The couple has become a role model of self-help and enterprise for the area that has scanty economic opportunities.

Sumiya mingled with women around and helped them avail of the opportunities offered by government schemes. “Honestly, back home in Muzaffarabad, we have never heard of any government scheme and here (in Kashmir) people don’t know about the plethora of these that the government offers,” Sumiya told Awaz the Voice over phone.

She mentors and guides many self-help groups under the official scheme UMEED.

She was handpicked by the administration to speak with Prime Minister Narendra Modi in his digital meeting with grassroot entrepreneurs. Buoyed by the recognition and also smelling an opportunity to further her interest in public life, Sumiya fought the District development Council (DDC) elections from her ‘home’ Battergaam.

“I thought by getting elected to DDC, I would be in a better position to help women and poor people connect with the government schemes,” she said. “The lacunae with government schemes are that people either don’t know about them or the officials demand bribe for extending the same to the people,” she said.

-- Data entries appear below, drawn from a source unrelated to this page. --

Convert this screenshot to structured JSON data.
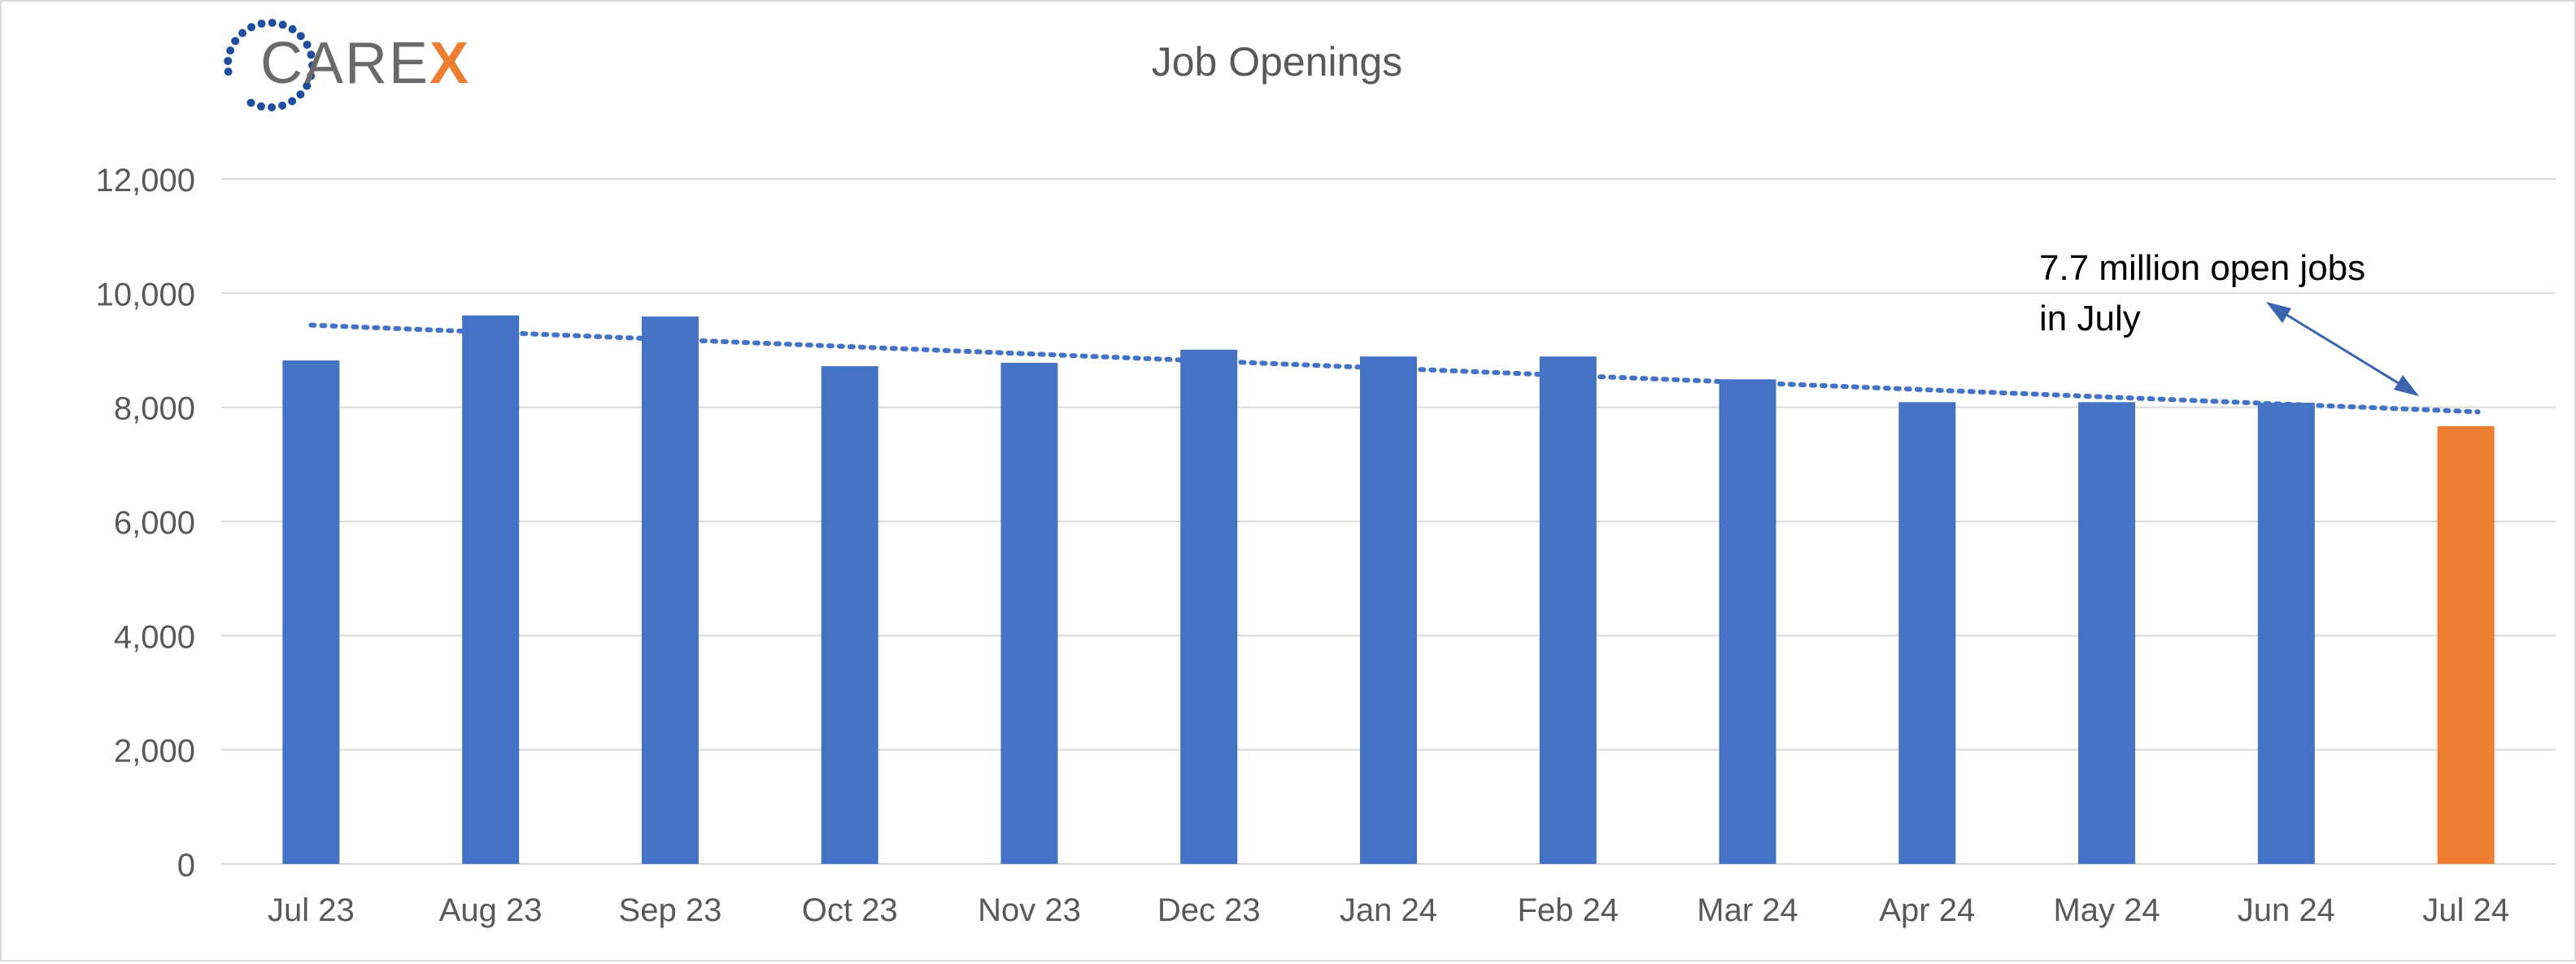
{
  "logo": {
    "text_main": "CARE",
    "text_accent": "X",
    "colors": {
      "main": "#6a6a6a",
      "accent": "#ed7d31",
      "dots": "#1f4e9c"
    }
  },
  "chart_data": {
    "type": "bar",
    "title": "Job Openings",
    "xlabel": "",
    "ylabel": "",
    "categories": [
      "Jul 23",
      "Aug 23",
      "Sep 23",
      "Oct 23",
      "Nov 23",
      "Dec 23",
      "Jan 24",
      "Feb 24",
      "Mar 24",
      "Apr 24",
      "May 24",
      "Jun 24",
      "Jul 24"
    ],
    "values": [
      8820,
      9610,
      9590,
      8720,
      8780,
      9010,
      8890,
      8890,
      8490,
      8090,
      8090,
      8080,
      7670
    ],
    "ylim": [
      0,
      12000
    ],
    "yticks": [
      0,
      2000,
      4000,
      6000,
      8000,
      10000,
      12000
    ],
    "ytick_labels": [
      "0",
      "2,000",
      "4,000",
      "6,000",
      "8,000",
      "10,000",
      "12,000"
    ],
    "grid": true,
    "colors": {
      "bar": "#4472c4",
      "highlight": "#ed7d31",
      "trendline": "#4472c4",
      "grid": "#d9d9d9",
      "text": "#595959"
    },
    "highlight_index": 12,
    "trendline": {
      "style": "dotted",
      "start_value": 9440,
      "end_value": 7920
    },
    "annotation": {
      "lines": [
        "7.7 million open jobs",
        "in July"
      ]
    }
  }
}
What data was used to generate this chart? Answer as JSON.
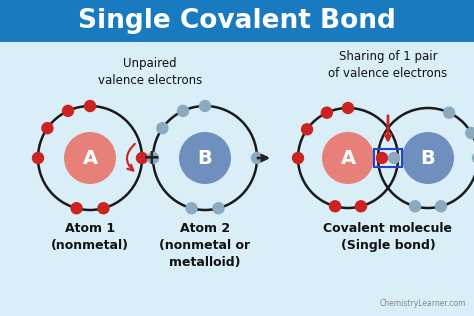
{
  "title": "Single Covalent Bond",
  "title_bg_color": "#1a7abf",
  "title_text_color": "#ffffff",
  "body_bg_color": "#daeef7",
  "unpaired_label": "Unpaired\nvalence electrons",
  "sharing_label": "Sharing of 1 pair\nof valence electrons",
  "atom1_label": "Atom 1\n(nonmetal)",
  "atom2_label": "Atom 2\n(nonmetal or\nmetalloid)",
  "covalent_label": "Covalent molecule\n(Single bond)",
  "watermark": "ChemistryLearner.com",
  "atom_A_color": "#e8807a",
  "atom_B_color": "#6f8fbf",
  "orbit_color": "#1a1a1a",
  "electron_A_color": "#cc2222",
  "electron_B_color": "#8baabf",
  "red_arrow_color": "#cc2222",
  "bond_box_color": "#2244cc",
  "plus_color": "#222222",
  "label_color": "#111111"
}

She is yet to get the subsidy of Rs 3 lakh for the cowshed and poultry farm she built under a government scheme for rural enterprise. “They ask for a 10 per cent cut for each lakh and the word bribery doesn’t exist in my book,” she said.

However, in the nick of the time, her dream of making it in the service of people got stuck in the complex relations of two neighbours. As the counting of votes for her constituency was in progress, the presiding officer abruptly stopped it. The administration had suddenly realised the legal implications of Sumiya not being an India contesting elections.

When this reporter asked Sumiya why she didn’t apply for Indian citizenship that alone could validate her Permanent Resident Certificate (PRC) of the erstwhile J&K State, she said she never had felt it was needed. The PRC was a must have for J&K resident before August 5, 2019; however, it was subject to a condition the holder should be an Indian national. Since Samiya, as resident of occupied Kashmir, is presumed as a Pakistani passport holder, she can’t be even treated as ‘state subject’ of the undivided Kashmir.

“Aren’t we, the girls, told that our husband’s home is your home; therefore, I am an Indian by marriage,” she told Awaz the Voice on phone from Battergam.

The governments however don’t go by conventions of society. The question mark on Sumiya’s citizenship has shifted focus on the fate of some 400 Pakistani women who have come to Kashmir as wives of former militants through different rehabilitation schemes for the prodigal sons.

Since their citizenship status is not clear and they have no travel documents, these women have been demanding travel documents to visit their families in Pakistan.

Former militants like Majeed who were stuck in POK without papers had returned – mostly with their families – under rehabilitation policy via Wagah, Delhi airport and two cross LOC bus routes in J&K. However, Sumiya’s husband came via Nepal border. Besides, although the wives and children of the returnees were allowed into India, there was no clarity on their citizenship.

“They will be treated as per the land of the land,” the rehabilitation policy of J&K government had said.